Tuesday, February 17, 2009
Where are the good apples?
Portfolio.com argues that the private equity industry doesn't produce real returns for investors. According to the article, "private equity firms generally don’t make their money by choosing good investments. They make it on an amazing Technicolor array of fees: management fees, deal completion fees, consulting fees, performance fees, special events fees, fees of every kind and stripe. Chalk it up to yet another racket of the bubble years."
The entire spectrum of alternative asset management is under attack. Much of it is deserved and we are in the early phase of a shakeout. In the meantime, the good apples are tainted by the bad and they are not doing much about it.

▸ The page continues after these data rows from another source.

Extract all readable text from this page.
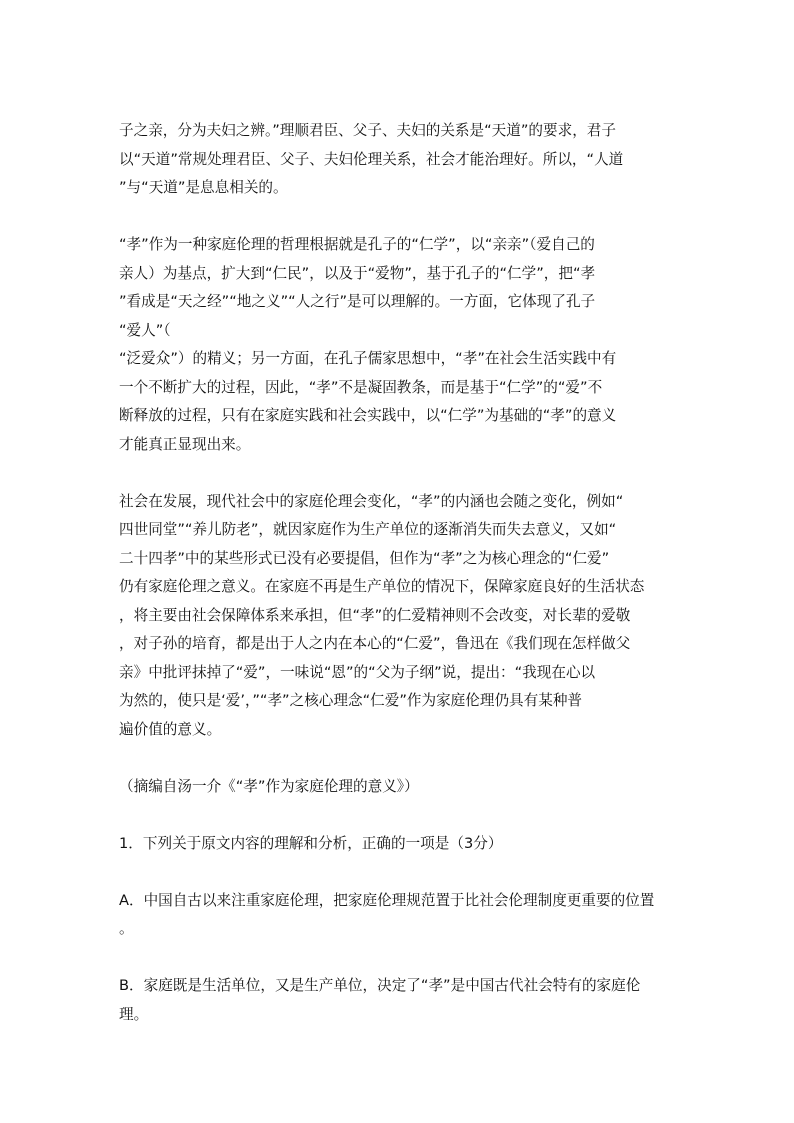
子之亲，分为夫妇之辨。”理顺君臣、父子、夫妇的关系是“天道”的要求，君子
以“天道”常规处理君臣、父子、夫妇伦理关系，社会才能治理好。所以，“人道
”与“天道”是息息相关的。
“孝”作为一种家庭伦理的哲理根据就是孔子的“仁学”，以“亲亲”（爱自己的
亲人）为基点，扩大到“仁民”，以及于“爱物”，基于孔子的“仁学”，把“孝
”看成是“天之经”“地之义”“人之行”是可以理解的。一方面，它体现了孔子
“爱人”（
“泛爱众”）的精义；另一方面，在孔子儒家思想中，“孝”在社会生活实践中有
一个不断扩大的过程，因此，“孝”不是凝固教条，而是基于“仁学”的“爱”不
断释放的过程，只有在家庭实践和社会实践中，以“仁学”为基础的“孝”的意义
才能真正显现出来。
社会在发展，现代社会中的家庭伦理会变化，“孝”的内涵也会随之变化，例如“
四世同堂”“养儿防老”，就因家庭作为生产单位的逐渐消失而失去意义，又如“
二十四孝”中的某些形式已没有必要提倡，但作为“孝”之为核心理念的“仁爱”
仍有家庭伦理之意义。在家庭不再是生产单位的情况下，保障家庭良好的生活状态
，将主要由社会保障体系来承担，但“孝”的仁爱精神则不会改变，对长辈的爱敬
，对子孙的培育，都是出于人之内在本心的“仁爱”，鲁迅在《我们现在怎样做父
亲》中批评抹掉了“爱”，一味说“恩”的“父为子纲”说，提出：“我现在心以
为然的，使只是‘爱’，”“孝”之核心理念“仁爱”作为家庭伦理仍具有某种普
遍价值的意义。
（摘编自汤一介《“孝”作为家庭伦理的意义》）
1．下列关于原文内容的理解和分析，正确的一项是（3分）
A．中国自古以来注重家庭伦理，把家庭伦理规范置于比社会伦理制度更重要的位置
。
B．家庭既是生活单位，又是生产单位，决定了“孝”是中国古代社会特有的家庭伦
理。
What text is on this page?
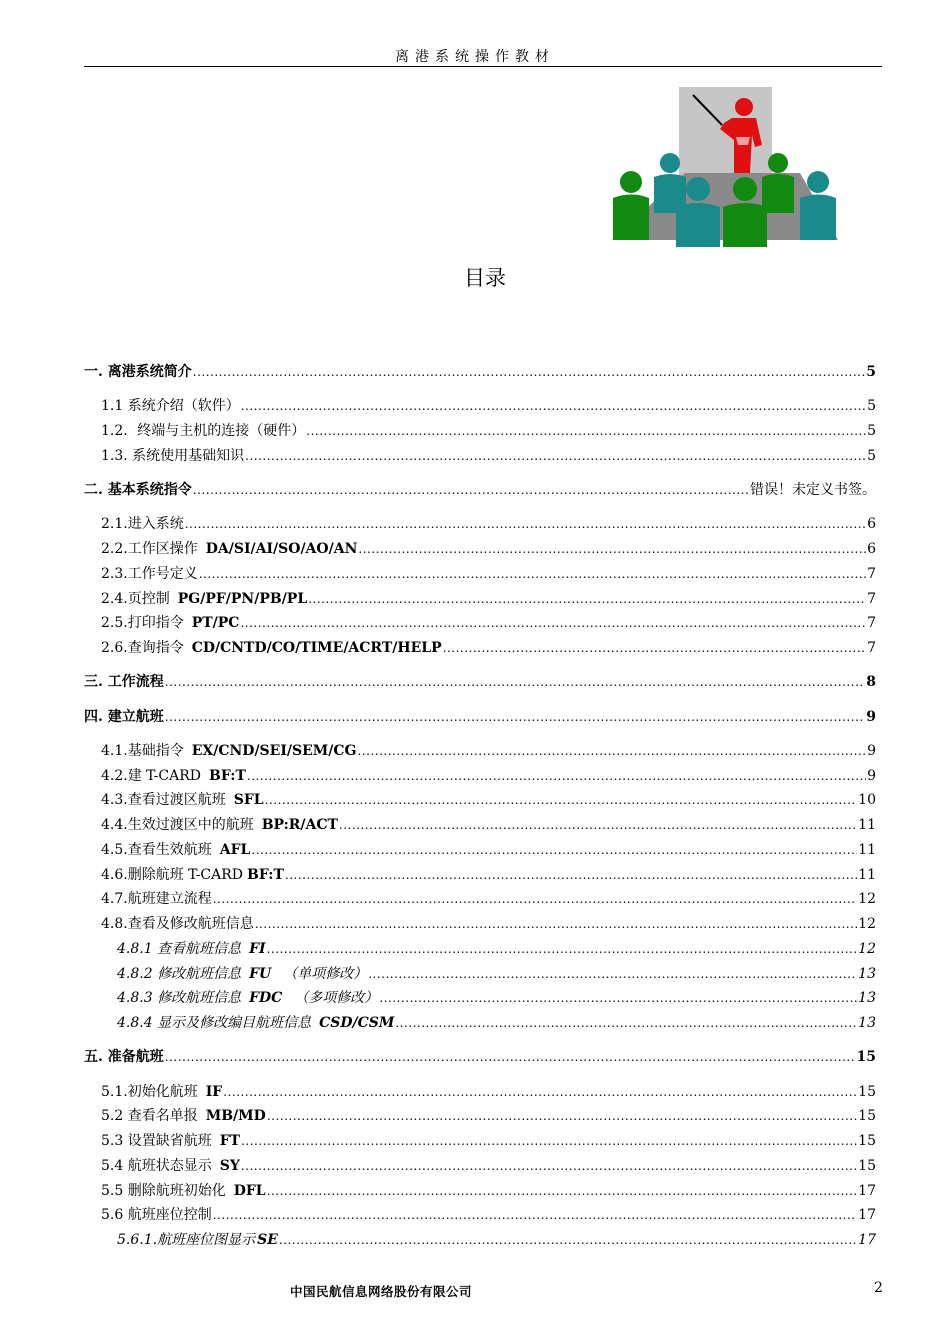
离港系统操作教材
目录
一. 离港系统简介 .....	5
1.1 系统介绍（软件） .....	5
1.2．终端与主机的连接（硬件） .....	5
1.3. 系统使用基础知识 .....	5
二. 基本系统指令 .....	错误！未定义书签。
2.1.进入系统 .....	6
2.2.工作区操作 DA/SI/AI/SO/AO/AN .....	6
2.3.工作号定义 .....	7
2.4.页控制 PG/PF/PN/PB/PL .....	7
2.5.打印指令 PT/PC .....	7
2.6.查询指令 CD/CNTD/CO/TIME/ACRT/HELP .....	7
三. 工作流程 .....	8
四. 建立航班 .....	9
4.1.基础指令 EX/CND/SEI/SEM/CG .....	9
4.2.建 T-CARD BF:T .....	9
4.3.查看过渡区航班 SFL .....	10
4.4.生效过渡区中的航班 BP:R/ACT .....	11
4.5.查看生效航班 AFL .....	11
4.6.删除航班 T-CARD BF:T .....	11
4.7.航班建立流程 .....	12
4.8.查看及修改航班信息 .....	12
4.8.1 查看航班信息 FI .....	12
4.8.2 修改航班信息 FU （单项修改） .....	13
4.8.3 修改航班信息 FDC （多项修改） .....	13
4.8.4 显示及修改编目航班信息 CSD/CSM .....	13
五. 准备航班 .....	15
5.1.初始化航班 IF .....	15
5.2 查看名单报 MB/MD .....	15
5.3 设置缺省航班 FT .....	15
5.4 航班状态显示 SY .....	15
5.5 删除航班初始化 DFL .....	17
5.6 航班座位控制 .....	17
5.6.1.航班座位图显示 SE .....	17
中国民航信息网络股份有限公司	2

Are there hedge funds that are delivering for investors even now as so many funds are making excuses instead of money? Yes. Are there private equity firms that are truly creating value instead of paying themselves out by further saddling their portfolio companies with unnecessary debt? Yes.
The problem is that no one is talking about the good apples in the alternatives arena. No one is making the case that hedge funds and private equity are valuable, even important, vehicles for institutions, like pension funds, that should reasonably expect to make money even when the market is down. This should be an easy argument to make, but no one is actively taking it on.
No one ever got fired for buying IBM, for making the safe choice. The question at hand is will the alternative arena become perceived as the patently unsafe choice for institutional managers? And if so, will it go down without a whimper?